I became what’s called a “technical writer” back in 1983 because I’d run out of options, namely college administration and training.  After a year of nothing, punctuated only by a few months attempting to sell life insurance, I got desperate enough to lie my way into a job with a microcomputer maker. The machines were interesting even if the company was terrible, and five months later when it rolled over and died–remember, this was the winnowing-out age of the ur-PC–IBM and its particular disk format stood triumphantly atop the rubble with the fledgling Microsoft as its operating system “pusher.”  And this time I was able to get a job without having to lie.

I just had to be able to write. And God knows I could do that. I still can. (But that’s not what technical writing is about anymore. It’s not about writing at all.)

This was the status quo for the next decade or more.  A job would end, I would move to another.  I would bring my accumulated knowledge with me and learn new stuff.  There was, back then, room in most companies for an honest-to-God learning curve.

When did that end? I’m guessing it was sometime around the excuse-for-everything 9/11 and the horrid economy that preceded and succeeded it. As businesses began to figure out their prime directive was to not spend money (oh horrors, it’s the holy precious ROI!), suddenly being able to write was no longer enough. Being able to absorb new material was off the table.

Nobody could be a virgin anymore.

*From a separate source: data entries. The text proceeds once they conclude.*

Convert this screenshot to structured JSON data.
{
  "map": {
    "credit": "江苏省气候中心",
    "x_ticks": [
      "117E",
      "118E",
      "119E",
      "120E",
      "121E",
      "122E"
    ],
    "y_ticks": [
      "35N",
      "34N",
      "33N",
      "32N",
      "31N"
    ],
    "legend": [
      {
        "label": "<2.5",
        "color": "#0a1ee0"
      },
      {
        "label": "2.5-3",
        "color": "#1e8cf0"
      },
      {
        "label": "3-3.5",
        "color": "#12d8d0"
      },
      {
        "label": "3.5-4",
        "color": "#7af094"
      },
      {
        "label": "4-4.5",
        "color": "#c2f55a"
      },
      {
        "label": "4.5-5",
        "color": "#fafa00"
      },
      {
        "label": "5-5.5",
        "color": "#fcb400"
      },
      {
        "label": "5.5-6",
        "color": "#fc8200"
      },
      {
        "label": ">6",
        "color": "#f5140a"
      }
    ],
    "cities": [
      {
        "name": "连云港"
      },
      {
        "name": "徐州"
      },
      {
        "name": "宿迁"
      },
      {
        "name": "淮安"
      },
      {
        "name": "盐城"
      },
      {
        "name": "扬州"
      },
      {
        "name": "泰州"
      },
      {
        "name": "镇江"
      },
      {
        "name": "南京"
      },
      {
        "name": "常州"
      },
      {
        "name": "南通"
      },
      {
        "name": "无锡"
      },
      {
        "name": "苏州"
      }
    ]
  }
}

You had to know how to fuck like a champion escort or call girl right out of the gate, and how to give–forgive me or don’t–the biggest bang for the buck. None of this learning curve crap. Get out there and sell your ass.

In less sexualized terms, if you were going to get a techwriting job you had to know it all yesterday. You had to know the tools, the redundant software that was normal in the hands of financial and database people, or if it was Powerpoint, in the hands of slidemakers and artists. You had to know RoboHelp, XML, FrameMaker. You had to know PC, DOS, XP, Solaris, 10 Linux flavors. Mac OS X didn’t count because Macs are fun and can do serious work. They are not shit-machines masquerading as something other than gloried game boxes.

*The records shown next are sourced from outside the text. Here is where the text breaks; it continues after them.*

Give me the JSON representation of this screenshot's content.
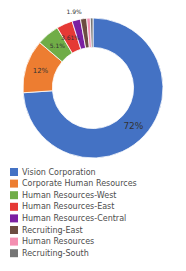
{
  "chart_data": {
    "type": "donut",
    "categories": [
      "Vision Corporation",
      "Corporate Human Resources",
      "Human Resources-West",
      "Human Resources-East",
      "Human Resources-Central",
      "Recruiting-East",
      "Human Resources",
      "Recruiting-South"
    ],
    "values": [
      72,
      12,
      5.1,
      3.61,
      1.9,
      1.4,
      0.8,
      0.6
    ],
    "colors": [
      "#4472c4",
      "#ed7d31",
      "#70ad47",
      "#e53935",
      "#7b1fa2",
      "#6d4c41",
      "#f48fb1",
      "#757575"
    ],
    "value_labels": [
      "72%",
      "12%",
      "5.1%",
      "3.61%",
      "1.9%",
      null,
      null,
      null
    ],
    "data_labels": true,
    "legend": "bottom"
  }
}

At one point–2002–it became so absurd that you had to know the ins and outs of Sarbanes-Oxley (aka Sarbox) even though the ink on the legislation was hardly dry.  All because a collection of fundamentally corner-cutting brokerages were scared enough by Enron and Worldcom so they went out of their way to cover their asses Just In Case.

I don’t recognize the business anymore. It’s not about writing. It’s about PlaySkool toys for overpaid adults. It’s about technocracy, not literacy. Business now as then is full of illiterates with MBAs. Now they’re paying illiterate people to come in to fudge truth to power–illiterally– rather than speak it.

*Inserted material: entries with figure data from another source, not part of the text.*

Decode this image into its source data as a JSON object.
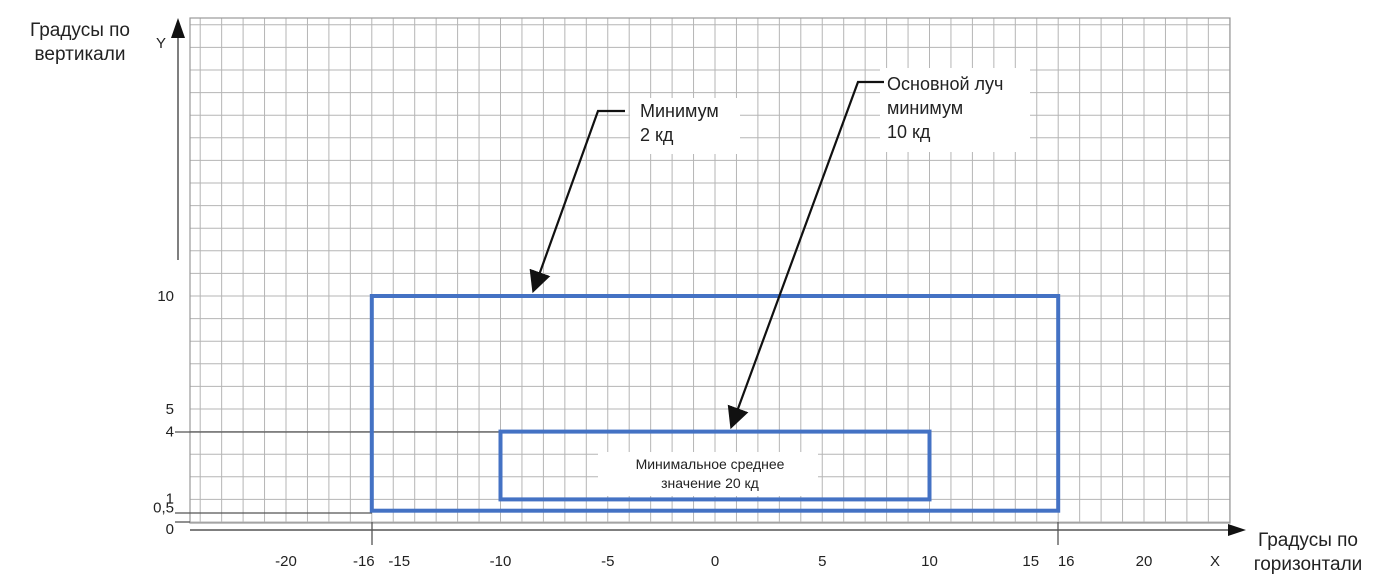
{
  "axes": {
    "y_title_line1": "Градусы по",
    "y_title_line2": "вертикали",
    "y_letter": "Y",
    "x_title_line1": "Градусы по",
    "x_title_line2": "горизонтали",
    "x_letter": "X"
  },
  "x_ticks": [
    {
      "value": -20,
      "label": "-20"
    },
    {
      "value": -16,
      "label": "-16"
    },
    {
      "value": -15,
      "label": "-15"
    },
    {
      "value": -10,
      "label": "-10"
    },
    {
      "value": -5,
      "label": "-5"
    },
    {
      "value": 0,
      "label": "0"
    },
    {
      "value": 5,
      "label": "5"
    },
    {
      "value": 10,
      "label": "10"
    },
    {
      "value": 15,
      "label": "15"
    },
    {
      "value": 16,
      "label": "16"
    },
    {
      "value": 20,
      "label": "20"
    }
  ],
  "y_ticks": [
    {
      "value": 10,
      "label": "10"
    },
    {
      "value": 5,
      "label": "5"
    },
    {
      "value": 4,
      "label": "4"
    },
    {
      "value": 1,
      "label": "1"
    },
    {
      "value": 0.5,
      "label": "0,5"
    },
    {
      "value": 0,
      "label": "0"
    }
  ],
  "regions": [
    {
      "name": "outer-zone",
      "x_min": -16,
      "x_max": 16,
      "y_min": 0.5,
      "y_max": 10
    },
    {
      "name": "inner-zone",
      "x_min": -10,
      "x_max": 10,
      "y_min": 1,
      "y_max": 4
    }
  ],
  "callouts": {
    "outer": {
      "line1": "Минимум",
      "line2": "2 кд"
    },
    "inner": {
      "line1": "Основной луч",
      "line2": "минимум",
      "line3": "10 кд"
    }
  },
  "inner_label": {
    "line1": "Минимальное среднее",
    "line2": "значение 20 кд"
  },
  "colors": {
    "frame": "#4472c4",
    "grid": "#b5b5b5",
    "axis": "#555555",
    "text": "#222222"
  }
}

What do I miss? The money. Like Senator Geary said in Godfather II, “I’m going to soak you, Mr. Cor-leeeonay.” And for awhile I did. Once literacy was no longer part of the job requirements, once fakery became not part of the corporate culture but its reigning aspect, then I took the money and ran. And ran. I lied my way into one job in 2006 and left six weeks later, $10,000 to the better. I didn’t love myself for that but at the moment I don’t hate myself too much either.

Go to college.  Study TechComm. Take the course in Theatrical Resume Presentation and in short fiction too. They’ll be useful when you need to lie. Which you will.